Italian protesters clash with police at anti-govt rally in Florence
At least three police officers have been injured in the scuffles that started as a group of hooded youths attacked police, local media report, citing the city mayor’s office. The brawls then grew into massive clashes with protesters pelting police with cobblestones, firecrackers and smoke pellets as well as hitting them with sticks.
Police officers in riot gear used pepper spray and batons to disperse the crowd as well as shields to block the young men who were charging them. Some protesters tried to barricade the streets and separate themselves from police by dragging metal fences and waste bins to the streets.
The protests came at a time when Italian Prime Minister Matteo Renzi was holding a traditional meeting with his supporters from the ruling Democratic Party in Florence at the party’s annual convention, called Leopolda. Groups of protesters repeatedly tried to reach the building, where the meeting was held by were stopped by police. Several protesters were arrested.
At the same time, some groups of demonstrators remained peaceful. The people were protesting to demonstrate their opposition to the government of Renzi as well as to the forthcoming referendum on the constitutional reformed proposed by this government.
People were holding banners and placards that read “No to Renzi! No to the referendum!” They were also chanting slogans "No to Renzi," "No to Leopolda" and “Florence says No!” The rallies were joined by people that came from the city of Venice and the region of Campania and Marche.
“We are here to represent the social groups that are not represented at Leopolda,” one of the protesters told Italian media, referring to the Democratic Party convention.
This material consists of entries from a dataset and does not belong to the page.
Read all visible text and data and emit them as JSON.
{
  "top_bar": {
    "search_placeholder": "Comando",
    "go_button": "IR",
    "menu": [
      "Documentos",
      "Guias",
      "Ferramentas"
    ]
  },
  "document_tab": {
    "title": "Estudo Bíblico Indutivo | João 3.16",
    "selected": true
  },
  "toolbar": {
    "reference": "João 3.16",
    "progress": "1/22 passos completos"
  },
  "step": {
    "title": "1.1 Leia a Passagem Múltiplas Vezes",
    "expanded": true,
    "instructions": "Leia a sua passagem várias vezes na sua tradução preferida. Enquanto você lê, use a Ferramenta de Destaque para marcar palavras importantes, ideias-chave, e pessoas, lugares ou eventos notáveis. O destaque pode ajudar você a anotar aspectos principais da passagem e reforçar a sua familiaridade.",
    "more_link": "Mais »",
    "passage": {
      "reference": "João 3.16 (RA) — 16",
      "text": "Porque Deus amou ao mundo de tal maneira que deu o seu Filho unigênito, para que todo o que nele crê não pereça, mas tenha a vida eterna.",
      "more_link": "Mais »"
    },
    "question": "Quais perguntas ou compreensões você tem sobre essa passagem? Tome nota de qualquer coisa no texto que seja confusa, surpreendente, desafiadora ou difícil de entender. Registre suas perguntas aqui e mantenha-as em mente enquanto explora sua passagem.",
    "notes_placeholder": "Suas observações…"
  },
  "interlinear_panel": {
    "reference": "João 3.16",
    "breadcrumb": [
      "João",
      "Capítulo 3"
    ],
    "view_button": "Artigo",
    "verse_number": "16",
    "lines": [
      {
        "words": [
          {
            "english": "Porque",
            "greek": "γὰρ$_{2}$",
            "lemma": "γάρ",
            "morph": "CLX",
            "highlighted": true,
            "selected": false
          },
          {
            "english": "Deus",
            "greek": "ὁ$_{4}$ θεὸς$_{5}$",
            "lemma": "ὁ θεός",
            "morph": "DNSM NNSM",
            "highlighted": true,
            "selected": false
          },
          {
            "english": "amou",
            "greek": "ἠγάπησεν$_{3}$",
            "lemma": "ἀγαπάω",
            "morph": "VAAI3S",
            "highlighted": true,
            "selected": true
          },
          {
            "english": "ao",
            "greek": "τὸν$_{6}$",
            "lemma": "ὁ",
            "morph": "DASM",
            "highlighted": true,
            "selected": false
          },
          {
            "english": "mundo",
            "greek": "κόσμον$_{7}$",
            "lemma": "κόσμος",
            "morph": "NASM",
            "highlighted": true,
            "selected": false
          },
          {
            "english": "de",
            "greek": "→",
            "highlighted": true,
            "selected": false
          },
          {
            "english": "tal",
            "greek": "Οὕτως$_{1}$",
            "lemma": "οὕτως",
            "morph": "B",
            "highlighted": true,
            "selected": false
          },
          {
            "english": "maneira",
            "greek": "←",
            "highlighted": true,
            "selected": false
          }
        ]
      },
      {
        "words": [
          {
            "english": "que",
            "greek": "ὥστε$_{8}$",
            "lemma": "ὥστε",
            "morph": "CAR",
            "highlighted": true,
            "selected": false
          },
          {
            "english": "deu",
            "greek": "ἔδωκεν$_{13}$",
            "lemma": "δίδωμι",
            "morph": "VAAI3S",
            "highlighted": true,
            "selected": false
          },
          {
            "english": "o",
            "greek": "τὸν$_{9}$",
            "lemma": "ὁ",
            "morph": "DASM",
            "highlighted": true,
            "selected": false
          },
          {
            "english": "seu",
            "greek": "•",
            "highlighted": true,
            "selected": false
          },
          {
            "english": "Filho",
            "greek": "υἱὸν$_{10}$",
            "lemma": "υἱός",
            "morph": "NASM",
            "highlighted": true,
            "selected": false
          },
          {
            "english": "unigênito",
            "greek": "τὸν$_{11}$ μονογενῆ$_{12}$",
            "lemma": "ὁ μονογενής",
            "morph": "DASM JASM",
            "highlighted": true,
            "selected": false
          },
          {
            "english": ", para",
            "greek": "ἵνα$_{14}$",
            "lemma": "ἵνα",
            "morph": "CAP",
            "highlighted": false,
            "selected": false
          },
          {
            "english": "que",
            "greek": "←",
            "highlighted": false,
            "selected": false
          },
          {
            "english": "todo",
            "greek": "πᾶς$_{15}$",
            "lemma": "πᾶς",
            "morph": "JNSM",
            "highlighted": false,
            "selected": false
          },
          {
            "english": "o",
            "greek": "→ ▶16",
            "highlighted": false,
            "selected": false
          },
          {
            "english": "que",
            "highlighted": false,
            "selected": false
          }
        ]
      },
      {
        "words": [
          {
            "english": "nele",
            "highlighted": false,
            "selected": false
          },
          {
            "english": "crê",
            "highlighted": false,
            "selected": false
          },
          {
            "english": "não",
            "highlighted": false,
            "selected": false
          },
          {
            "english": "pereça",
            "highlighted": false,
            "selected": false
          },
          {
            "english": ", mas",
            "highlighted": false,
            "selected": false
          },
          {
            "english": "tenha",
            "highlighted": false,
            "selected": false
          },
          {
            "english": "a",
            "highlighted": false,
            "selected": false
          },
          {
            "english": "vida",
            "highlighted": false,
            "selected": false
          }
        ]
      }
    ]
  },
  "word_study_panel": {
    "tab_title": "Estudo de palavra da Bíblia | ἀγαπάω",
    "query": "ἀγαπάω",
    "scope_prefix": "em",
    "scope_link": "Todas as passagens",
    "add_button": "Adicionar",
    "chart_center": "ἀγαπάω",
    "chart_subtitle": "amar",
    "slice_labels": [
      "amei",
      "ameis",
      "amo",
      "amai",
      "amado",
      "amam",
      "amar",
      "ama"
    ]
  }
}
The organizers of the demonstrations in Florence also announced that they would hold another “major demonstration” in Rome on November 24.
The violent clashes were condemned by the city authorities and the Interior Ministry. "Demonstrating is a right, but the use of violence is despicable and unacceptable," Florence Mayor Dario Nardella said, as cited by Reuters.
Interior Minister Angelino Alfano thanked police officers for their efforts aimed at restoring order in the city and said that the protesters did not execute their right for freedom of expression but instead could “do damage to the city.”
A referendum on constitutional reform proposed by Renzi that envisages reducing the role of the Senate and cutting the powers of regional governments is scheduled for December 4. The plans of the government provoked a furious reaction from Italians that say the constitutional reform would reduce democracy and lead to an excessive concentration of power.
“It is not a perfect reform,” journalist Alessandra Quattrocchi told RT, but still supported the idea of the referendum as changes are really needed in Italian lawmaking.
“The bicameral system as we have it now it makes it very complicated to pass laws, because some laws are constantly blocked in one chamber or the other,” she said.
Many people will vote “No” because “they hope to oust Renzi from our government,” she said, adding that sending a message to Renzi is “the main reason why they are against it.”